Seguramente esa última frase habría disuadido a mucha gente. No a Ana, que entra con paso firme y busca con la mirada a algún responsable. Le gustaría que fuera una de las vendedoras más jóvenes, con las que conversó durante alguna compra, pero quien percibe el matiz de búsqueda en sus ojos es Orlando.

Ana intenta esquivarlo: ya lo ha visto otras veces y le incomoda la sospecha con que los ojos del guardia barren indiscriminadamente a la clientela. Pero él no le da escapatoria.

—¿Buscás algo?

Ana asiente.

—Vengo por el trabajo.

—¿Qué trabajo?

Ella señala la puerta.

—El del cartel.

Ahora nota que él ya no la mira como a una ladrona en potencia, sino como a una persona con problemas mentales.

—Me parece que no leíste bien.

—Sí, lo leí. Y también sé que el viejo Antonio se rompió la cadera, que falta una semana para Navidad y están desesperados. Creo que al señor Tobías le va a interesar recibirme.

En verdad, Ana no conoce a Tobías, pero le parece que soltar su nombre puede resultar efectivo. La expresión de Orlando indica que acertó.

—Mmm —frunce el ceño, dudando—. Quedate acá, voy a consultar.
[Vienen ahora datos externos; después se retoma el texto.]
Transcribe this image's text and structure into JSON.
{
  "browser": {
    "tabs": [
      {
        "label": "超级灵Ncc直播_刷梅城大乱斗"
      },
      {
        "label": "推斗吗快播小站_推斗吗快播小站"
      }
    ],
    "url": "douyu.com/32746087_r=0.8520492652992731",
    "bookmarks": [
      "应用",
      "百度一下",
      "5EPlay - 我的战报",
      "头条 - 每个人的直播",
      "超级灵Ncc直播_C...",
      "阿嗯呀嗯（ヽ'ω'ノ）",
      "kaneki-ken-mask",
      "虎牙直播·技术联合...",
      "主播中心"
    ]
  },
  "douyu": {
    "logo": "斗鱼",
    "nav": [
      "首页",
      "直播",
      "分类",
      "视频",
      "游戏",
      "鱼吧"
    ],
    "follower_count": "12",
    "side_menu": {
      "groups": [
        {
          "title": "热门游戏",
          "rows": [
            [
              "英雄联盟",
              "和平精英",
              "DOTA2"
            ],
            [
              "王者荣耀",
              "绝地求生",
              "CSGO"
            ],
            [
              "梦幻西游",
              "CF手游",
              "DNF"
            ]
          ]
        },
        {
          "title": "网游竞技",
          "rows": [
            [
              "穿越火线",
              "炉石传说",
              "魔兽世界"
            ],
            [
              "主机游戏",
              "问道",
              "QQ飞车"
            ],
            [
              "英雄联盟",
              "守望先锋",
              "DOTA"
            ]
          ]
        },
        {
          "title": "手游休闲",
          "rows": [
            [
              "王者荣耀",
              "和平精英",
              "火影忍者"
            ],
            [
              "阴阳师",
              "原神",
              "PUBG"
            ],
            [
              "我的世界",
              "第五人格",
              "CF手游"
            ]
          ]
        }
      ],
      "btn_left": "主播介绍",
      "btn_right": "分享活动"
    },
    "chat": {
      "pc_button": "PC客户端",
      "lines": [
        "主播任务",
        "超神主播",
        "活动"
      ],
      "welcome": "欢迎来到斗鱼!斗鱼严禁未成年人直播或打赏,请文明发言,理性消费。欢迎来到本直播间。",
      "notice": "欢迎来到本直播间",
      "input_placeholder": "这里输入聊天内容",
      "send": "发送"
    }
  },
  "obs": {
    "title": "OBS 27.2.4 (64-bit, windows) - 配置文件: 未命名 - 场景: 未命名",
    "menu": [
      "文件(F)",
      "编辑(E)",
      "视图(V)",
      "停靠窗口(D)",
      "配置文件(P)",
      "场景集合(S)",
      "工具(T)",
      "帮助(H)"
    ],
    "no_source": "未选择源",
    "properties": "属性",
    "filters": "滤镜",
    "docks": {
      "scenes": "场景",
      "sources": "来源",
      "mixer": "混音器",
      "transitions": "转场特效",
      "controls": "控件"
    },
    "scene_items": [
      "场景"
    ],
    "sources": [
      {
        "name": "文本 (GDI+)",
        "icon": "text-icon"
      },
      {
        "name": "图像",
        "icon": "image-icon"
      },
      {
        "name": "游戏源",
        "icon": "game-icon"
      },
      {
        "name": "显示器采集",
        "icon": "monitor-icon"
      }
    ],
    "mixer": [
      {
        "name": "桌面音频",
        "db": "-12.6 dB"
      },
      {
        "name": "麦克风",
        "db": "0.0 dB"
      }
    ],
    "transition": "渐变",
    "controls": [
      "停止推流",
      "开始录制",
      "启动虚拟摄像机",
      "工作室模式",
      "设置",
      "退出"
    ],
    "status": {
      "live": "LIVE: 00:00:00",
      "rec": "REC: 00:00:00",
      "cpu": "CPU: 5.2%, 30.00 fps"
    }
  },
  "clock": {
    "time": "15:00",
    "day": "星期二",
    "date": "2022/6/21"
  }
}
Minutos después vuelve y le dice que lo siga. A medida que avanzan por un pasillo hacia el interior de la tienda, Ana nota que el lugar va perdiendo brillo, que la modernización no llegó al fondo, donde las alfombras se ven algo raídas y las paredes grises. Al fin Orlando se detiene ante una puerta y toca brevemente. La respuesta llega de inmediato.

—Adelante.

Tobías es más joven de lo que Ana esperaba. Tiene el pelo corto y oscuro y un bigote fino que le da, piensa ella, aire de villano de película. La hace sentar al otro lado del escritorio y se permite observarla sin disimulo antes de hablar.

—¿Tu nombre?

—Ana Grimstad.

—¿Edad?

—Dieciséis —miente.

Tiene quince, pero está segura de que si admite su edad real no la tomarán. Igual, todo el mundo dice que parece mayor.

—¿Y te presentás para…?

Ana sabe que él sabe, pero acepta el juego.

—El puesto de Papá Noel.

Toby levanta las cejas con fingida sorpresa.

—¿No te parece que no cumplís con los requisitos?
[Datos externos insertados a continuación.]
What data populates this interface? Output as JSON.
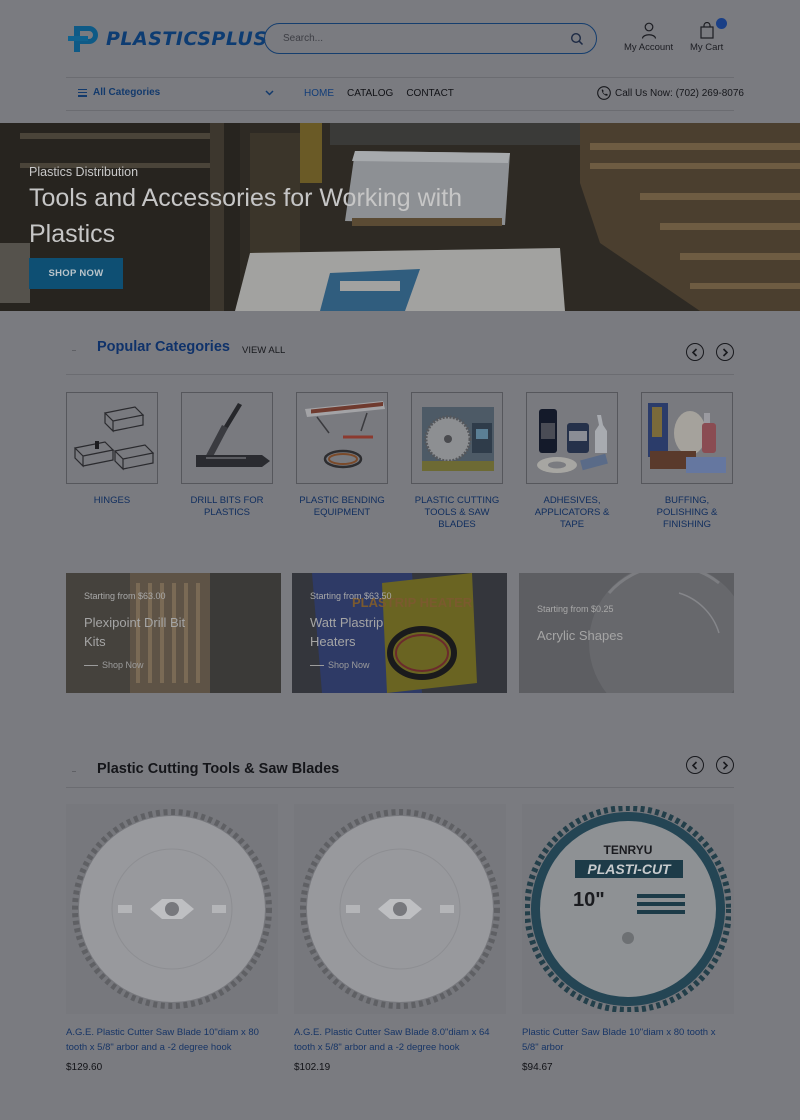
{
  "brand": {
    "name": "PLASTICSPLUS"
  },
  "search": {
    "placeholder": "Search..."
  },
  "header": {
    "account_label": "My Account",
    "cart_label": "My Cart"
  },
  "nav": {
    "all_categories": "All Categories",
    "menu": [
      {
        "label": "HOME",
        "active": true
      },
      {
        "label": "CATALOG",
        "active": false
      },
      {
        "label": "CONTACT",
        "active": false
      }
    ],
    "call": "Call Us Now: (702) 269-8076"
  },
  "hero": {
    "eyebrow": "Plastics Distribution",
    "title": "Tools and Accessories for Working with Plastics",
    "button": "SHOP NOW"
  },
  "popular": {
    "title": "Popular Categories",
    "view_all": "VIEW ALL",
    "categories": [
      {
        "label": "HINGES",
        "icon": "hinges-image"
      },
      {
        "label": "DRILL BITS FOR PLASTICS",
        "icon": "drill-bits-image"
      },
      {
        "label": "PLASTIC BENDING EQUIPMENT",
        "icon": "bending-equipment-image"
      },
      {
        "label": "PLASTIC CUTTING TOOLS & SAW BLADES",
        "icon": "saw-blades-image"
      },
      {
        "label": "ADHESIVES, APPLICATORS & TAPE",
        "icon": "adhesives-image"
      },
      {
        "label": "BUFFING, POLISHING & FINISHING",
        "icon": "buffing-image"
      }
    ]
  },
  "promos": [
    {
      "starting": "Starting from $63.00",
      "title": "Plexipoint Drill Bit Kits",
      "shop": "Shop Now"
    },
    {
      "starting": "Starting from $63.50",
      "title": "Watt Plastrip Heaters",
      "shop": "Shop Now"
    },
    {
      "starting": "Starting from $0.25",
      "title": "Acrylic Shapes",
      "shop": ""
    }
  ],
  "products_section": {
    "title": "Plastic Cutting Tools & Saw Blades",
    "items": [
      {
        "name": "A.G.E. Plastic Cutter Saw Blade 10\"diam x 80 tooth x 5/8\" arbor and a -2 degree hook",
        "price": "$129.60"
      },
      {
        "name": "A.G.E. Plastic Cutter Saw Blade 8.0\"diam x 64 tooth x 5/8\" arbor and a -2 degree hook",
        "price": "$102.19"
      },
      {
        "name": "Plastic Cutter Saw Blade 10\"diam x 80 tooth x 5/8\" arbor",
        "price": "$94.67"
      }
    ],
    "tenryu_blade": {
      "brand": "TENRYU",
      "line": "PLASTI-CUT",
      "size": "10\""
    }
  },
  "colors": {
    "page_overlay": "#7a7b80",
    "brand_navy": "#0d3c72",
    "accent_blue": "#0e4f73",
    "badge": "#1a3f86"
  }
}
—Eso es relativo. Lo que la gente va a ver es un disfraz: si estoy bien disfrazada, nadie se va a dar cuenta de que soy una mujer. Además, me llevo bien con los chicos y tengo un excelente manejo de la voz.

—¿Sí?

Ella decide dar entonces un paso arriesgado.

—Fíjese —dice, y saca de su interior una voz oscura y potente—. ¡Feliz Navidad! Jo, jo, jo.

De inmediato se arrepiente, pero a Toby el asunto parece haberle gustado. Sonríe por primera vez desde que ella entró a la habitación.

—¿Y sabés en qué consiste el trabajo?

—Sí: sentarse en el sillón, sacarse fotos con los chicos…

—Implica disponibilidad absoluta desde hoy hasta Navidad —la interrumpe—. Parte del tiempo dentro de la tienda, recibiendo a los chicos. Y otra parte en la calle, repartiendo volantes o dando vueltas con un carro que estamos terminando de acondicionar en este momento.

Ana piensa que esas no debían ser las condiciones de Antonio, pero evidentemente Toby ha detectado que ella está tan desesperada como él.

—¿Y el salario?

Su futuro jefe la mira unos segundos, sin duda calculando hasta dónde puede bajar el monto.

—Ochocientos pesos.

—Si pueden ser mil, cerramos. Y estaría disponible a partir de este momento.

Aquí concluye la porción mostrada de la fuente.